Standing Up a Demand Forecast in a Week

A practical guide from our UrbanHarvest experiment on how to decide with confidence when you have zero historical data.

Published Sep 05, 20255 min read

One of the biggest hurdles for any new venture is the unknown. For 'UrbanHarvest,' a D2C grocery startup, the question was existential: which neighborhood should they expand into next? With five potential options but zero historical sales data, making the wrong choice could mean wasting tens of thousands of dollars on a failed launch. This is where rapid, intelligent experimentation comes in.

The Challenge: Deciding Without Data

Traditional market research is slow and expensive. Surveys can be misleading, and demographic data alone doesn't capture intent. We needed to find a way to measure actual demand from real potential customers in each target neighborhood, and we needed to do it in under two weeks.

A team collaborating around a whiteboard with charts and graphs. Data-driven decisions start with a clear hypothesis.

The goal wasn't to be 100% certain. The goal was to be 75% confident, which is more than enough to de-risk a major business decision.

Our Experiment: A Micro-Funnel Approach

We designed a simple, seven-day experiment. We built a micro-funnel combining hyper-local search ads on platforms like Google and Facebook with a simple waitlist landing page. The ads were targeted geographically to each of the five neighborhoods, with messaging tailored to local interests.

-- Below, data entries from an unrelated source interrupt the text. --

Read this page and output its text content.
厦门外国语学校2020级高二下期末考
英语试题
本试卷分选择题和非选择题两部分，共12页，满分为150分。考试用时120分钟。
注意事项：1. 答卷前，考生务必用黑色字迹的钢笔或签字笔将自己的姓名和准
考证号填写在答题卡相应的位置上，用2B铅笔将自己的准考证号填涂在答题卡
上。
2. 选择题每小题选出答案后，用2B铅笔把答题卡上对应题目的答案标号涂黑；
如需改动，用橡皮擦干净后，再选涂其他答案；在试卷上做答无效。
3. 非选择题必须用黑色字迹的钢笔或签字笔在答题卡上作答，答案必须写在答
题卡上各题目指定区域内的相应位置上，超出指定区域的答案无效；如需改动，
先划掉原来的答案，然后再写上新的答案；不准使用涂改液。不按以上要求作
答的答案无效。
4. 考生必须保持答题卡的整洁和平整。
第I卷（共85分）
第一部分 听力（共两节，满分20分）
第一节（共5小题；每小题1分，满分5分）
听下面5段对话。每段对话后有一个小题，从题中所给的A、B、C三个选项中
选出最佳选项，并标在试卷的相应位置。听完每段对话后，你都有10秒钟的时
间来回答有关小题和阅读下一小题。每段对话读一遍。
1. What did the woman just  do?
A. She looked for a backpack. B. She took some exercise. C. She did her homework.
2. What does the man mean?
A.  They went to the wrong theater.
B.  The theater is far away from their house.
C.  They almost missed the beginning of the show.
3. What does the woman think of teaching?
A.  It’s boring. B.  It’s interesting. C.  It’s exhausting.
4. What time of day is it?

  1. Define Success Metrics: What would a 'successful' neighborhood look like?
  2. Build Micro-Landing Pages: Simple, focused pages for each neighborhood, capturing interest via a waitlist.
  3. Hyper-Targeted Ad Campaigns: Utilizing social media and search engines to reach specific geographic areas.
  4. Monitor & Iterate: Daily tracking of ad performance, sign-ups, and user feedback.
  5. Analyze & Rank: Comparing results across neighborhoods to identify the strongest contenders.

Tools We Used

  • Google Ads for hyper-local search intent
  • Facebook Ads for broader demographic targeting
  • Mailchimp for waitlist management
  • Google Analytics for tracking page performance
  • Custom Python Script for data aggregation and initial demand modeling

The Outcome: Data-Backed Confidence

The result was a ranked list of all five neighborhoods, complete with projected CAC and a 75% confidence score. The startup moved forward with the top-ranked area, saving an estimated $50,000 that would have been spent on a launch in the second-worst performing neighborhood. The process became a reusable playbook for future expansion decisions.